In the judicial system of this Commonwealth, from the earliest period to the present time, the tribunals invested' with criminal jurisdiction, with few exceptions, have been composed of a majority of judges not required to be learned in the law. That this majority can overrule the president upon questions of law has never been doubted. And there is more than one ease reported in our books in which they have done so and been sustained by this court. If the doctrine now contended for be sound the jury in a criminal case are absolutely bound by the opinion of the two associate judges, though contrary to their own clear conviction and that of the president.

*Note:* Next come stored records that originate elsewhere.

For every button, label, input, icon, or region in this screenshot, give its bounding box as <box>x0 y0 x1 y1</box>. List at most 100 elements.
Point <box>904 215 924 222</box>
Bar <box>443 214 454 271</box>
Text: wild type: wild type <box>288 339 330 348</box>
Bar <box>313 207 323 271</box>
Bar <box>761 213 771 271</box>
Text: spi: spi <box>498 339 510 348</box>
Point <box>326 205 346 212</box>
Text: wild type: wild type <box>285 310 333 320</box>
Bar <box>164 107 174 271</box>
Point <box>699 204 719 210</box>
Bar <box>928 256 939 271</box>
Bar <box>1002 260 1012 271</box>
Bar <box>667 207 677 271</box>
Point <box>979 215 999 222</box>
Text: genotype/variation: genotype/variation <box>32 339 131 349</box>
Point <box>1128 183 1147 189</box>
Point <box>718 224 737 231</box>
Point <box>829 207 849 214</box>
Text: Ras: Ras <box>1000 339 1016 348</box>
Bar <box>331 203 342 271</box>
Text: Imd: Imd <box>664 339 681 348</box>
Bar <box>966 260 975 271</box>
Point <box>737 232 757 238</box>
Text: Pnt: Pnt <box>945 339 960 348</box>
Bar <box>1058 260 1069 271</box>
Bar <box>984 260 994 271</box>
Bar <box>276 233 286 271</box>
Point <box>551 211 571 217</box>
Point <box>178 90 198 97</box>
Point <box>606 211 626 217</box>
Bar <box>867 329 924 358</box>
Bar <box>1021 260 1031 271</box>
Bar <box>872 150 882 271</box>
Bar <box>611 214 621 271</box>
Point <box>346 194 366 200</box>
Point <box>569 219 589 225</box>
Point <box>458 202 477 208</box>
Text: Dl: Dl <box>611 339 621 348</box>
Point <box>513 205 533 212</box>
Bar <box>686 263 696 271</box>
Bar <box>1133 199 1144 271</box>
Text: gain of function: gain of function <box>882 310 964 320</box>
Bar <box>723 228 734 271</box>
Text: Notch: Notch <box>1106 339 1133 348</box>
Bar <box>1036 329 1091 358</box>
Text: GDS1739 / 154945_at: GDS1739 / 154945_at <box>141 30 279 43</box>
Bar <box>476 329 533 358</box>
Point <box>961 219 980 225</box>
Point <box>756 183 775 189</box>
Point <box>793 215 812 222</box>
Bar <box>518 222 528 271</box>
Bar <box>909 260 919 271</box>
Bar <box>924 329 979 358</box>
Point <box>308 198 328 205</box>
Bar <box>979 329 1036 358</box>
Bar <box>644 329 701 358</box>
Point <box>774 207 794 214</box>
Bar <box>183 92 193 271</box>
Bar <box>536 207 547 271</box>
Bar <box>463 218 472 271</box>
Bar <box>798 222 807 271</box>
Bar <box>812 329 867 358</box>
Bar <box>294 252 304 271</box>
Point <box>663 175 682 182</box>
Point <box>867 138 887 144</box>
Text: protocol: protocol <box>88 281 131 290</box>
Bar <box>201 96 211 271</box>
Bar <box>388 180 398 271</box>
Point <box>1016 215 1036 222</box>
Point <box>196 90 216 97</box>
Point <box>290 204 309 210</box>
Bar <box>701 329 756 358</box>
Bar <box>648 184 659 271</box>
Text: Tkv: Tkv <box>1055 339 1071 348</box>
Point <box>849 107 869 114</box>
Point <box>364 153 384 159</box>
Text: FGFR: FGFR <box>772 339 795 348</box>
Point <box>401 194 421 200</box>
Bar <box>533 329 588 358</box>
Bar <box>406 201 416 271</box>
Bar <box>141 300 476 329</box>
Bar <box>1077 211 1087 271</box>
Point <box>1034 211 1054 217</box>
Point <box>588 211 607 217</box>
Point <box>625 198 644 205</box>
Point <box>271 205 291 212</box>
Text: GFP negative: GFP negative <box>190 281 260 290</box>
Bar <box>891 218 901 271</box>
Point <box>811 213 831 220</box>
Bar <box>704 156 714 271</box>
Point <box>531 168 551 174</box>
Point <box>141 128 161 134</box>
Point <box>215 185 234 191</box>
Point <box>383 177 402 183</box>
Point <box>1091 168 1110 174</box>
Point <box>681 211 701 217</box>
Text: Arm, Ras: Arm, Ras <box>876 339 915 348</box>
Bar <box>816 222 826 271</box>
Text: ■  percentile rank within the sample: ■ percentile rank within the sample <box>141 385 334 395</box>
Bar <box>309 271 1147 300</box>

The power of the jury to judge of the law in a criminal case is one of the most valuable securities guaranteed by the Bill of Rights. Judges may still be partial and oppressive, as well from political as personal prejudice, and when a jury are satisfied of such prejudice, it is not only their right but their duty to interpose the shield of their protection to the accused. It is as important in a republican as any other form of government, that, to use the language of the constitution of 1776, “in all prosecutions for criminal offences,” a man should have a right “ to a speedy public trial by an impartial jury of the country, without the unanimous consent of which jury he cannot be found guilty.” The provision of the constitution of 1873, that “in all cases of felonious homicide and in such other criminal cases as may be provided for by law, the accused, after conviction and sentence, may remove the indictment, record and all proceedings to the Supreme Court for review.” Art. 5, sect. 24, is evidently a very inadequate substitute for the constitutional guarantee expressly declared and re-affirmed in the same instrument: art. 1, sects. 6, 7, 9.

Judgment reversed and venire facias de novo awarded.